Canyonlands is also a smaller facility than she’s used to, but Grossman said she’s up for that adjustment, too.
“I’m really excited about joining the team up there,” she said. “Robb and everyone else have given me a really warm welcome. I think it will be a good fit.”
Grossman has worked in the long-term care field since 2003, when she began to work as a social services director. But she came to her current profession later in life.
She grew up in Cortez, Colorado, and although she lived for a time in Monticello and Moab, she spent the early part of her career as a Montezuma County Sheriff’s Department patrol sergeant. At the time, she was on call 24 hours a day, seven days a week, and due to the time constraints, she left the department when her daughter Kristyn was two years old.
Eventually, she and her family relocated to Grand Junction, Colorado, and Grossman went to work for Mesa County’s Medicaid office, where she specialized in adult protective and eligibility services.
After her daughter went off to college at Colorado Mesa University, Grossman obtained her master’s degree in health care administration. With her administrator’s license in hand, she went on to work as an interim administrator at facilities in the greater Denver area and Durango, Colorado.
When she arrived at the San Juan Center about two years ago, it was tarnished with a one-star rating from Medicaid’s Nursing Home Compare website.
But she and her staff made significant progress during her first year on the job there, she said, and when Medicaid issued its next report, the rating jumped up to five stars.
After her experiences there, Grossman said she’s sorry to leave her current staff members behind. But she’s ultimately eager to be closer to her family in Grand Junction.
“I have an amazing facility here and a lot of good people I work with,” she said. “It’s been an emotional challenge for me, as well, but my heart is with my daughter.”
While Grossman is hoping that it will be the last move she makes before she retires, Barraclough will be celebrating his impending retirement beyond Moab.

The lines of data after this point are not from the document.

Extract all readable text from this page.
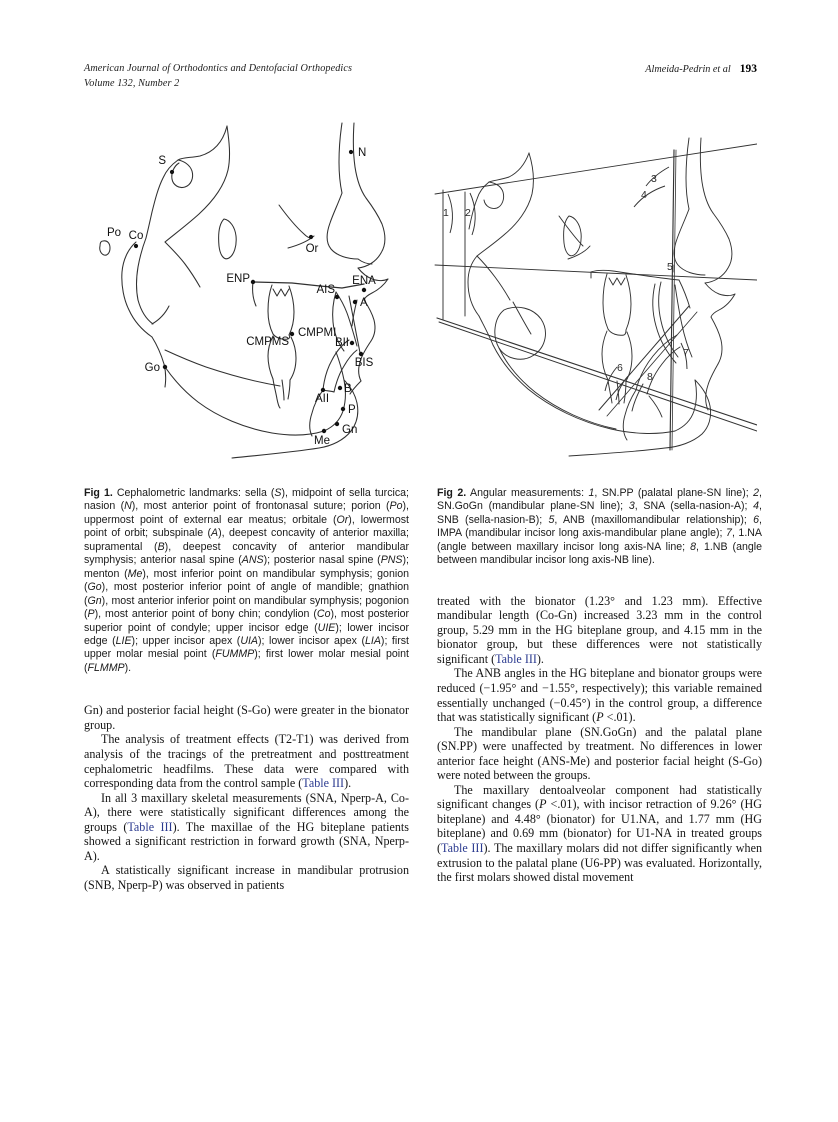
American Journal of Orthodontics and Dentofacial Orthopedics
Volume 132, Number 2
Almeida-Pedrin et al 193
S
N
Po Co
Or
ENP	ENA
AIS
A
CMPMS
CMPMI
BII
BIS
Go
AII
B
P
Gn
Me
1 2
3
4
5
6
7
8

Fig 1. Cephalometric landmarks: sella (S), midpoint of sella turcica; nasion (N), most anterior point of frontonasal suture; porion (Po), uppermost point of external ear meatus; orbitale (Or), lowermost point of orbit; subspinale (A), deepest concavity of anterior maxilla; supramental (B), deepest concavity of anterior mandibular symphysis; anterior nasal spine (ANS); posterior nasal spine (PNS); menton (Me), most inferior point on mandibular symphysis; gonion (Go), most posterior inferior point of angle of mandible; gnathion (Gn), most anterior inferior point on mandibular symphysis; pogonion (P), most anterior point of bony chin; condylion (Co), most posterior superior point of condyle; upper incisor edge (UIE); lower incisor edge (LIE); upper incisor apex (UIA); lower incisor apex (LIA); first upper molar mesial point (FUMMP); first lower molar mesial point (FLMMP).

Gn) and posterior facial height (S-Go) were greater in the bionator group.

The analysis of treatment effects (T2-T1) was derived from analysis of the tracings of the pretreatment and posttreatment cephalometric headfilms. These data were compared with corresponding data from the control sample (Table III).

In all 3 maxillary skeletal measurements (SNA, Nperp-A, Co-A), there were statistically significant differences among the groups (Table III). The maxillae of the HG biteplane patients showed a significant restriction in forward growth (SNA, Nperp-A).

A statistically significant increase in mandibular protrusion (SNB, Nperp-P) was observed in patients

Fig 2. Angular measurements: 1, SN.PP (palatal plane-SN line); 2, SN.GoGn (mandibular plane-SN line); 3, SNA (sella-nasion-A); 4, SNB (sella-nasion-B); 5, ANB (maxillomandibular relationship); 6, IMPA (mandibular incisor long axis-mandibular plane angle); 7, 1.NA (angle between maxillary incisor long axis-NA line; 8, 1.NB (angle between mandibular incisor long axis-NB line).

treated with the bionator (1.23° and 1.23 mm). Effective mandibular length (Co-Gn) increased 3.23 mm in the control group, 5.29 mm in the HG biteplane group, and 4.15 mm in the bionator group, but these differences were not statistically significant (Table III).

The ANB angles in the HG biteplane and bionator groups were reduced (−1.95° and −1.55°, respectively); this variable remained essentially unchanged (−0.45°) in the control group, a difference that was statistically significant (P <.01).

The mandibular plane (SN.GoGn) and the palatal plane (SN.PP) were unaffected by treatment. No differences in lower anterior face height (ANS-Me) and posterior facial height (S-Go) were noted between the groups.

The maxillary dentoalveolar component had statistically significant changes (P <.01), with incisor retraction of 9.26° (HG biteplane) and 4.48° (bionator) for U1.NA, and 1.77 mm (HG biteplane) and 0.69 mm (bionator) for U1-NA in treated groups (Table III). The maxillary molars did not differ significantly when extrusion to the palatal plane (U6-PP) was evaluated. Horizontally, the first molars showed distal movement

He first arrived in town in 2006, and he quickly joined the process to improve the community’s existing health care system as the hospital’s CEO. That process led to the eventual replacement of the aging Allen Memorial Hospital with a new facility on Williams Way, as well as the addition of new medical services in town.
Barraclough soon learned that the job would be both easier and harder than he originally thought it would be.
“(It was) harder due to the then-current condition of the hospital’s physical plant and financial operations, but easier due to the quality and commitment of the staff and the community in truly helping with the initiative,” he told the Moab City Council on Oct. 28.
The community broke ground on the new Moab Regional Hospital facility in August 2009, and then moved operations to the site two years later.
The care center set up in the same building, and in 2013, Barraclough took over as its administrator.
Now that he’s preparing to move on, Barraclough said that he and his wife will fondly remember their years in Moab.
“We’ve spent over half of my career in rural settings, but none have had as much of an impact on our professional and personal lives as has this assignment,” he said.
In Barraclough’s eyes, the residents of this community are unique: They’re opinionated and fearless in their approach to issues ― often without a clear understanding of all the factors, he said.
“But what sets them apart from the communities we’ve known elsewhere is their undying passion for protecting, often in their own ways, what this community is and has to offer. We will miss that passion and that commitment,” he said.
Moab City Council member Kirstin Peterson, who serves as the council’s special service district board representative, said she appreciates Barraclough’s time and dedication under some trying circumstances.
Moab Mayor Dave Sakrison also gave a shout out to Barraclough for his role in upgrading the local health care system.
“I’d like to say, I don’t think we could have done it without you,” Sakrison said.